Por Redacción

La Habana, 19 de marzo de 2026.- El Gobierno de Costa Rica anunció este miércoles el cierre de su embajada en La Habana, decisión que entrará en vigor antes de que concluya el mes, citando como motivo principal la profunda preocupación por el deterioro sostenido de la situación de derechos humanos en la isla caribeña. La medida, confirmada por el canciller Arnoldo André, implica el retiro del personal diplomático pero mantiene las funciones consulares para atender a aproximadamente 10,000 cubanos residentes en territorio tico.

La decisión fue precedida por declaraciones contundentes del presidente costarricense, Rodrigo Chaves, quien durante un acto en la frontera con Nicaragua, donde contó con la presencia de la embajadora de Estados Unidos, afirmó que es necesario limpiar al hemisferio de comunistas. Chaves subrayó que su administración no otorgará legitimidad a un régimen que, según su visión, oprime y tortura a casi 10 millones de habitantes, marcando un distanciamiento ideológico claro con el gobierno de Miguel Díaz-Canel.

En respuesta inmediata, el Ministerio de Relaciones Exteriores de Cuba (Minrex) calificó la acción como unilateral y arbitraria, asegurando que fue adoptada sin ofrecer argumento alguno y bajo la presión directa de Estados Unidos.
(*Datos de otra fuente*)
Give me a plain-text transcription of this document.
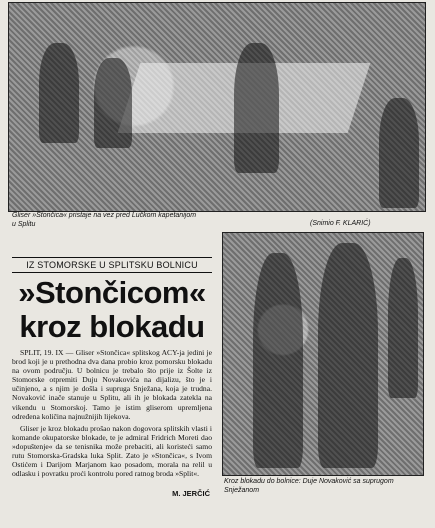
Gliser »Stončica« pristaje na vez pred Lučkom kapetanijom
u Splitu	(Snimio F. KLARIĆ)
IZ STOMORSKE U SPLITSKU BOLNICU
»Stončicom«
kroz blokadu

SPLIT, 19. IX — Gliser »Stončica« splitskog ACY-ja jedini je brod koji je u prethodna dva dana probio kroz pomorsku blokadu na ovom području. U bolnicu je trebalo što prije iz Šolte iz Stomorske otpremiti Duju Novakovića na dijalizu, što je i učinjeno, a s njim je došla i supruga Snježana, koja je trudna. Novaković inače stanuje u Splitu, ali ih je blokada zatekla na vikendu u Stomorskoj. Tamo je istim gliserom upremljena određena količina najnužnijih lijekova.

Gliser je kroz blokadu prošao nakon dogovora splitskih vlasti i komande okupatorske blokade, te je admiral Fridrich Moreti dao »dopuštenje« da se tenisnika može prebaciti, ali koristeći samo rutu Stomorska-Gradska luka Split. Zato je »Stončica«, s Ivom Ostićem i Darijom Marjanom kao posadom, morala na relil u odlasku i povratku proći kontrolu pored ratnog broda »Split«.

M. JERČIĆ
Kroz blokadu do bolnice: Duje Novaković sa suprugom
Snježanom
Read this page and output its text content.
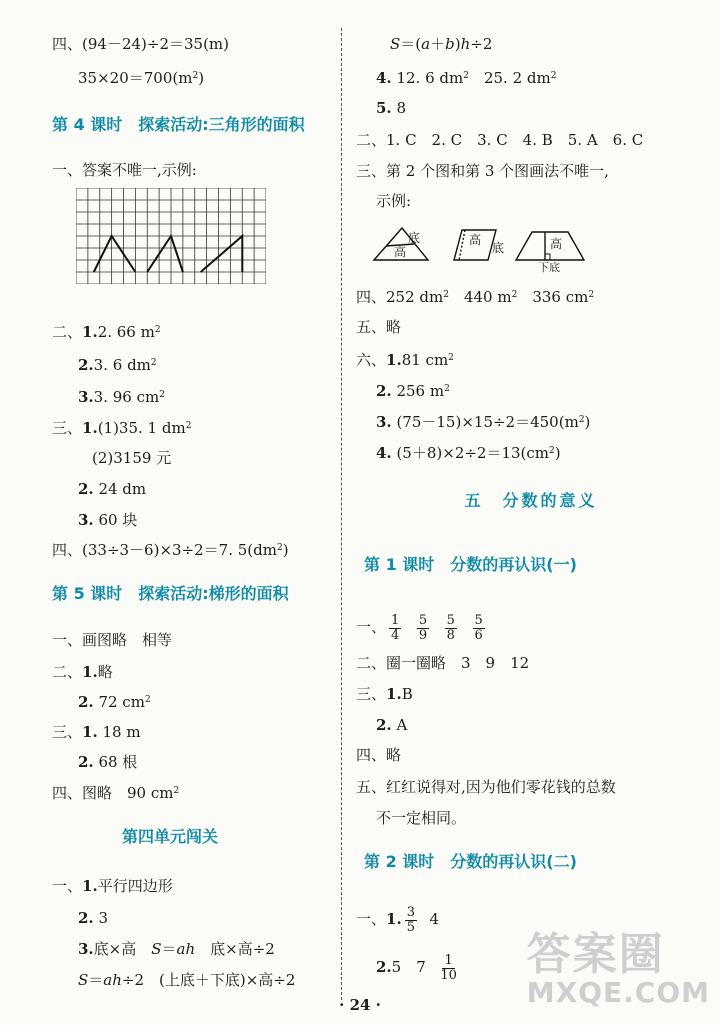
四、(94－24)÷2＝35(m)
$35\times 20=700(m^2)$
第 4 课时　探索活动:三角形的面积
一、答案不唯一,示例:
二、1.2. 66 $m^2$
2.3. 6 $dm^2$
3.3. 96 $cm^2$
三、1.(1)35. 1 $dm^2$
(2)3159 元
2. 24 dm
3. 60 块
四、(33÷3－6)×3÷2＝7. $5(dm^2)$
第 5 课时　探索活动:梯形的面积
一、画图略　相等
二、1.略
2. 72 $cm^2$
三、1. 18 m
2. 68 根
四、图略　90 $cm^2$
第四单元闯关
一、1.平行四边形
2. 3
3.底×高　S＝ah　底×高÷2
S＝ah÷2　(上底＋下底)×高÷2
S＝(a＋b)h÷2
4. 12. 6 $dm^2$　25. 2 $dm^2$
5. 8
二、1. C　2. C　3. C　4. B　5. A　6. C
三、第 2 个图和第 3 个图画法不唯一,
示例:
底
高
高
底	高
下底
四、252 $dm^2$　440 $m^2$　336 $cm^2$
五、略
六、1.81 $cm^2$
2. 256 $m^2$
3. $(75-15)\times 15\div 2=450(m^2)$
4. $(5+8)\times 2\div 2=13(cm^2)$
五　分数的意义
第 1 课时　分数的再认识(一)
一、 $\frac{1}{4}$
$\frac{5}{9}$
$\frac{5}{8}$
$\frac{5}{6}$
二、圈一圈略　3　9　12
三、1.B
2. A
四、略
五、红红说得对,因为他们零花钱的总数
不一定相同。
第 2 课时　分数的再认识(二)
一、1. $\frac{3}{5} 4$
2.5　$7 \frac{1}{10}$
· 24 ·
答案圈
MXQE.COM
Las autoridades cubanas rechazaron la justificación de San José sobre violaciones sistemáticas, atribuyendo el movimiento a una subordinación de Costa Rica a la política hostil de Washington contra La Habana, en un contexto donde recientemente el presidente Donald Trump ha incrementado su retórica contra el gobierno revolucionario.

Aunque el cierre de la misión diplomática marca un punto de inflexión en las relaciones bilaterales establecidas formalmente en 2009, ambos gobiernos han aclarado que no se trata de una ruptura total de relaciones diplomáticas. La representación se reducirá al ámbito estrictamente consular, permitiendo que los trámites de viaje, documentación y asistencia a la comunidad cubana en Costa Rica continúen operando, aunque sin la presencia de embajadores ni la estructura política previa.

Este evento diplomático ocurre en un momento de alta tensión regional, donde la postura de Costa Rica se alinea con las críticas internacionales hacia el manejo interno del poder en Cuba. La salida de los diplomáticos costarricenses de La Habana deja un vacío en el diálogo político directo, mientras que la comunidad internacional observa cómo las presiones externas y las denuncias de activistas internos continúan moldeando la arquitectura diplomática del Caribe.